Tytuł wpisu w pamiętniku odchudzania:
Coraz lepsza pupa:)


W weekend wrzucę fotki zmian:-D

Śniadanko: 1/3 gotowanej śląskiej kiełbasy, pół pomidora, łyżka keczupu, 1,5 kromki chleba z ziarnem.

2 śniadanie: 2 złożone kanapki z chleba ziarnistego: masełko, szynka z indyka, pomidor.

Obiad: zupa ogórkowa, talerz.

           2 łyżki kaszy, 270g gulaszu z indyka na warzywkach, bez mąki i smietany, surówka z pekinskiej i marchewki.

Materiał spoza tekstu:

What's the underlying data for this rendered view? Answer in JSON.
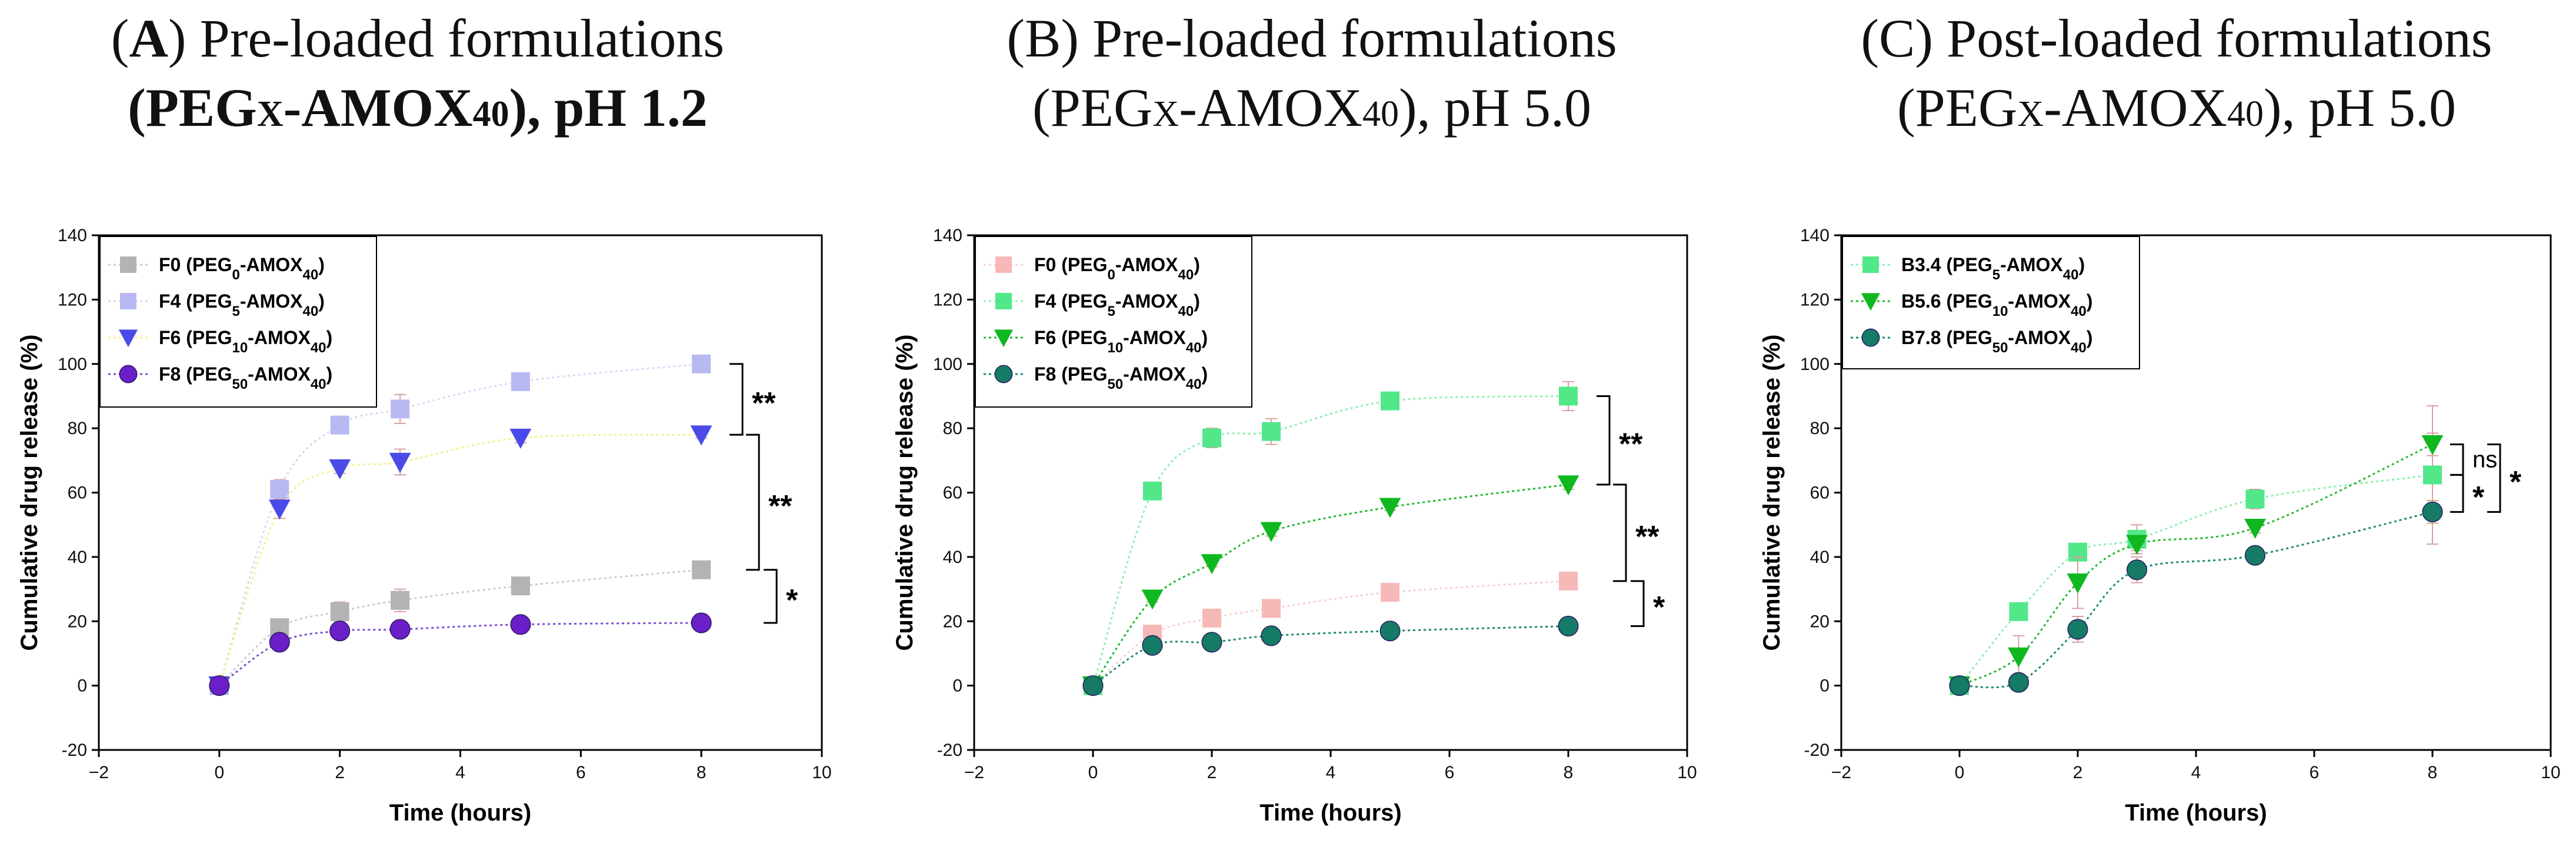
{
  "titles": [
    {
      "letter": "A",
      "line1_rest": "Pre-loaded formulations",
      "peg": "PEG",
      "x": "X",
      "amox": "-AMOX",
      "sub": "40",
      "tail": "), pH 1.2"
    },
    {
      "letter": "B",
      "line1_rest": "Pre-loaded formulations",
      "peg": "PEG",
      "x": "X",
      "amox": "-AMOX",
      "sub": "40",
      "tail": "), pH 5.0"
    },
    {
      "letter": "C",
      "line1_rest": "Post-loaded formulations",
      "peg": "PEG",
      "x": "X",
      "amox": "-AMOX",
      "sub": "40",
      "tail": "), pH 5.0"
    }
  ],
  "chart_data": [
    {
      "type": "scatter",
      "title": "(A) Pre-loaded formulations (PEGx-AMOX40), pH 1.2",
      "xlabel": "Time (hours)",
      "ylabel": "Cumulative drug release (%)",
      "xlim": [
        -2,
        10
      ],
      "ylim": [
        -20,
        140
      ],
      "xticks": [
        -2,
        0,
        2,
        4,
        6,
        8,
        10
      ],
      "yticks": [
        -20,
        0,
        20,
        40,
        60,
        80,
        100,
        120,
        140
      ],
      "legend_position": "top-left",
      "series": [
        {
          "name": "F0",
          "label_parts": [
            "F0  (PEG",
            "0",
            "-AMOX",
            "40",
            ")"
          ],
          "marker": "square",
          "color": "#b3b3b3",
          "line_color": "#cccccc",
          "x": [
            0,
            1,
            2,
            3,
            5,
            8
          ],
          "y": [
            0,
            18,
            23,
            26.5,
            31,
            36
          ],
          "err": [
            0,
            2,
            3,
            3.5,
            2,
            1.5
          ]
        },
        {
          "name": "F4",
          "label_parts": [
            "F4  (PEG",
            "5",
            "-AMOX",
            "40",
            ")"
          ],
          "marker": "square",
          "color": "#b8b8f2",
          "line_color": "#d8d8f5",
          "x": [
            0,
            1,
            2,
            3,
            5,
            8
          ],
          "y": [
            0,
            61,
            81,
            86,
            94.5,
            100
          ],
          "err": [
            0,
            3,
            1.5,
            4.5,
            1.5,
            1.5
          ]
        },
        {
          "name": "F6",
          "label_parts": [
            "F6  (PEG",
            "10",
            "-AMOX",
            "40",
            ")"
          ],
          "marker": "triangle-down",
          "color": "#4a4ae8",
          "line_color": "#f2f28a",
          "x": [
            0,
            1,
            2,
            3,
            5,
            8
          ],
          "y": [
            0,
            55,
            67.5,
            69.5,
            77,
            78
          ],
          "err": [
            0,
            3,
            1.5,
            4,
            1.5,
            1
          ]
        },
        {
          "name": "F8",
          "label_parts": [
            "F8  (PEG",
            "50",
            "-AMOX",
            "40",
            ")"
          ],
          "marker": "circle",
          "color": "#6a1fc8",
          "line_color": "#7b4ed6",
          "x": [
            0,
            1,
            2,
            3,
            5,
            8
          ],
          "y": [
            0,
            13.5,
            17,
            17.5,
            19,
            19.5
          ],
          "err": [
            0,
            1.5,
            1.5,
            1.5,
            1,
            1
          ]
        }
      ],
      "significance": [
        {
          "y_top": 100,
          "y_bottom": 78,
          "label": "**"
        },
        {
          "y_top": 78,
          "y_bottom": 36,
          "label": "**"
        },
        {
          "y_top": 36,
          "y_bottom": 19.5,
          "label": "*"
        }
      ]
    },
    {
      "type": "scatter",
      "title": "(B) Pre-loaded formulations (PEGx-AMOX40), pH 5.0",
      "xlabel": "Time (hours)",
      "ylabel": "Cumulative drug release (%)",
      "xlim": [
        -2,
        10
      ],
      "ylim": [
        -20,
        140
      ],
      "xticks": [
        -2,
        0,
        2,
        4,
        6,
        8,
        10
      ],
      "yticks": [
        -20,
        0,
        20,
        40,
        60,
        80,
        100,
        120,
        140
      ],
      "legend_position": "top-left",
      "series": [
        {
          "name": "F0",
          "label_parts": [
            "F0  (PEG",
            "0",
            "-AMOX",
            "40",
            ")"
          ],
          "marker": "square",
          "color": "#f7b8b8",
          "line_color": "#f5d0d0",
          "x": [
            0,
            1,
            2,
            3,
            5,
            8
          ],
          "y": [
            0,
            16,
            21,
            24,
            29,
            32.5
          ],
          "err": [
            0,
            1.5,
            1.5,
            1.5,
            1.5,
            1.5
          ]
        },
        {
          "name": "F4",
          "label_parts": [
            "F4  (PEG",
            "5",
            "-AMOX",
            "40",
            ")"
          ],
          "marker": "square",
          "color": "#52e88a",
          "line_color": "#8ef0b0",
          "x": [
            0,
            1,
            2,
            3,
            5,
            8
          ],
          "y": [
            0,
            60.5,
            77,
            79,
            88.5,
            90
          ],
          "err": [
            0,
            2.5,
            3,
            4,
            1.5,
            4.5
          ]
        },
        {
          "name": "F6",
          "label_parts": [
            "F6  (PEG",
            "10",
            "-AMOX",
            "40",
            ")"
          ],
          "marker": "triangle-down",
          "color": "#10b820",
          "line_color": "#20b830",
          "x": [
            0,
            1,
            2,
            3,
            5,
            8
          ],
          "y": [
            0,
            27,
            38,
            48,
            55.5,
            62.5
          ],
          "err": [
            0,
            1,
            1,
            1.5,
            1,
            1.5
          ]
        },
        {
          "name": "F8",
          "label_parts": [
            "F8  (PEG",
            "50",
            "-AMOX",
            "40",
            ")"
          ],
          "marker": "circle",
          "color": "#157a66",
          "line_color": "#1a8a74",
          "x": [
            0,
            1,
            2,
            3,
            5,
            8
          ],
          "y": [
            0,
            12.5,
            13.5,
            15.5,
            17,
            18.5
          ],
          "err": [
            0,
            1,
            1,
            1,
            1,
            1
          ]
        }
      ],
      "significance": [
        {
          "y_top": 90,
          "y_bottom": 62.5,
          "label": "**"
        },
        {
          "y_top": 62.5,
          "y_bottom": 32.5,
          "label": "**"
        },
        {
          "y_top": 32.5,
          "y_bottom": 18.5,
          "label": "*"
        }
      ]
    },
    {
      "type": "scatter",
      "title": "(C) Post-loaded formulations (PEGx-AMOX40), pH 5.0",
      "xlabel": "Time (hours)",
      "ylabel": "Cumulative drug release (%)",
      "xlim": [
        -2,
        10
      ],
      "ylim": [
        -20,
        140
      ],
      "xticks": [
        -2,
        0,
        2,
        4,
        6,
        8,
        10
      ],
      "yticks": [
        -20,
        0,
        20,
        40,
        60,
        80,
        100,
        120,
        140
      ],
      "legend_position": "top-left",
      "series": [
        {
          "name": "B3.4",
          "label_parts": [
            "B3.4  (PEG",
            "5",
            "-AMOX",
            "40",
            ")"
          ],
          "marker": "square",
          "color": "#52e88a",
          "line_color": "#8ef0b0",
          "x": [
            0,
            1,
            2,
            3,
            5,
            8
          ],
          "y": [
            0,
            23,
            41.5,
            45.5,
            58,
            65.5
          ],
          "err": [
            0,
            2,
            2.5,
            4.5,
            3,
            21.5
          ]
        },
        {
          "name": "B5.6",
          "label_parts": [
            "B5.6  (PEG",
            "10",
            "-AMOX",
            "40",
            ")"
          ],
          "marker": "triangle-down",
          "color": "#10b820",
          "line_color": "#20b830",
          "x": [
            0,
            1,
            2,
            3,
            5,
            8
          ],
          "y": [
            0,
            9,
            32,
            44,
            49,
            75
          ],
          "err": [
            0,
            6.5,
            8,
            2,
            1.5,
            3.5
          ]
        },
        {
          "name": "B7.8",
          "label_parts": [
            "B7.8  (PEG",
            "50",
            "-AMOX",
            "40",
            ")"
          ],
          "marker": "circle",
          "color": "#157a66",
          "line_color": "#1a8a74",
          "x": [
            0,
            1,
            2,
            3,
            5,
            8
          ],
          "y": [
            0,
            1,
            17.5,
            36,
            40.5,
            54
          ],
          "err": [
            0,
            2,
            4,
            4,
            1.5,
            3.5
          ]
        }
      ],
      "significance": [
        {
          "y_top": 75,
          "y_bottom": 65.5,
          "label": "ns"
        },
        {
          "y_top": 65.5,
          "y_bottom": 54,
          "label": "*"
        },
        {
          "y_top": 75,
          "y_bottom": 54,
          "label": "*"
        }
      ]
    }
  ]
}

2 kostki milki, 2 krązki ryzowe

20 minut skakania, biegania i przysiadów zamiennie, zgrzałam sie więc wysiłek był:P. + 15 minut innych ćwiczeń.


Sałatka z pomidorów + 4 kromki wasy.

Posladki wyglądają fajnie, ciesze się:) Musze tylko dokladnie się rozciagac po skakniu i bieganiu, aby nie rozbudowac łydek, mimo ze mam potęzne juz teraz.. po 39cm..

Stosuje z Was ktos diete, bo chce schudnąć z brzucha? Wiem, że nie schudna z jednego miejsca, no ale może ktoś ma jakies wskazówki? Czytajac glupie porady w internecie mozna sie zalamac, a nie chce zyc głodówką.